Liquid Computing is one of the new kids on the block in the server consolidation and virtualization field. Its technology optimizes the performance of server computers, cutting down the need for multiple servers and the management and costs that go along with them.
According to Church, most servers only run at about 15 to 20 per cent of their full capacity at any given time. By partitioning servers in a particular way—using a specially designed combination of hardware and software—it’s possible to create multiple "mini servers" running simultaneously in one box.
The concept of consolidation is not new, but what makes Liquid Computing different, Church said, is its Interconnect Driven Server (IDS) design. In essence, a Liquid Computing box has a lot of built-in smarts—almost 3km of integrated circuitry—which makes the consolidation possible.
Church said most other products attempting to consolidate and optimize server processes still suffer from I/O (input/output) anarchy. In other words: "Whoever gets there first gets the bandwidth."
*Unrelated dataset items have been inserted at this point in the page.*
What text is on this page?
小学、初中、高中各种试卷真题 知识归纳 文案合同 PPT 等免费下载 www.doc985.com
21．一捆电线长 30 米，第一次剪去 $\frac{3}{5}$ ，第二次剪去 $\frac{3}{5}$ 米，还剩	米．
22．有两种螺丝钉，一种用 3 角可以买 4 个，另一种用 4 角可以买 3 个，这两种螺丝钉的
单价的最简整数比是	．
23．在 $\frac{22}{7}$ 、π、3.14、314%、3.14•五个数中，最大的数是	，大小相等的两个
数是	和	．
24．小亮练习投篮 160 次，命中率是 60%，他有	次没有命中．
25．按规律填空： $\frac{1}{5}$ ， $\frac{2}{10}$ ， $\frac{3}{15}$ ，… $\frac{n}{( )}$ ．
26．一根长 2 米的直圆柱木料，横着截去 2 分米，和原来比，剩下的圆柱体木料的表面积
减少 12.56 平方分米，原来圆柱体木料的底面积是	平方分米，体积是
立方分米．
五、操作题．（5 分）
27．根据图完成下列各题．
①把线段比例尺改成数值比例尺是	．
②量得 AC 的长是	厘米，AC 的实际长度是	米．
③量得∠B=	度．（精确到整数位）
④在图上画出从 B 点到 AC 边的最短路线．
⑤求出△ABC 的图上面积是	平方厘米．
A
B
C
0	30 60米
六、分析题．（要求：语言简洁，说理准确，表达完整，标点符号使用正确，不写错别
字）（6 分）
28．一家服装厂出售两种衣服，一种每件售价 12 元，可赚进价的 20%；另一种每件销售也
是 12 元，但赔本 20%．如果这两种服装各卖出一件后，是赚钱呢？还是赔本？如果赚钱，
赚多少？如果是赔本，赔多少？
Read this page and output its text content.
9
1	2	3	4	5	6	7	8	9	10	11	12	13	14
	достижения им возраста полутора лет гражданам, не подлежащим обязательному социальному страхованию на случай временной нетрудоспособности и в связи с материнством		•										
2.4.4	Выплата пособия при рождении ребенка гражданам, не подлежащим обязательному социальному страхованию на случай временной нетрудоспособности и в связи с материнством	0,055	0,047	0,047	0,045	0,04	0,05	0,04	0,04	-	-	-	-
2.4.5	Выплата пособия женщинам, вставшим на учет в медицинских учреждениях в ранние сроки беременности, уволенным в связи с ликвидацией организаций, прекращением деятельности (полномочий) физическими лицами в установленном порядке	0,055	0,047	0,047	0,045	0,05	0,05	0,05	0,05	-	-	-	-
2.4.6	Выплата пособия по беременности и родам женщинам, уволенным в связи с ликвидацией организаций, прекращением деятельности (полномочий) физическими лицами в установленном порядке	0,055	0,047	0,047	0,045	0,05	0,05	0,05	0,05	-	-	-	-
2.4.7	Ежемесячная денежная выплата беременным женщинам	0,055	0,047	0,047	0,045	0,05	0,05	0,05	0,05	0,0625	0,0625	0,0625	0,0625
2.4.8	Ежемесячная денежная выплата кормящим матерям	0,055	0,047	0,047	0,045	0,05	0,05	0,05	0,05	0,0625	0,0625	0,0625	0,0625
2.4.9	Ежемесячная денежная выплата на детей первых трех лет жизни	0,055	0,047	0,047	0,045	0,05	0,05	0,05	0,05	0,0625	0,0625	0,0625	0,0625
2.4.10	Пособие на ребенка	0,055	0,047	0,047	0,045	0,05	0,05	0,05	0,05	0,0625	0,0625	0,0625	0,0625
Liquid Computing’s architecture, however, allows the administrator to set parameters on which processes should get priority and in what order, or at what time of day. Additionally, all this work is done within the server, so the process does not bog down a company’s network.
"It allows network packets to move very quickly, and there is more room to do computing," Church said.The Branham cut
Here’s a start-up company that’s really trying to do something innovative…that’s very important to Canada," said Wayne Gudbranson, president and CEO of Ottawa-based Branham Group.
"But it’s not like it’s an uncrowded market—in fact, it’s very crowded."
Because of this, Gudbranson said, "the jury’s still out" on how successful the company will be; it will depend on marketing. "Do they have the sales and marketing prowess to pull it off in such a crowded market?"
Gudbranson suggested the company develop a strong segment and industry focus, and not try to be all things to all people. "I would look hard at the health-care market," he said. "One hospital in Ottawa has maybe 1,000 people doing research—but what kind of computers are they using? That’s where I would start."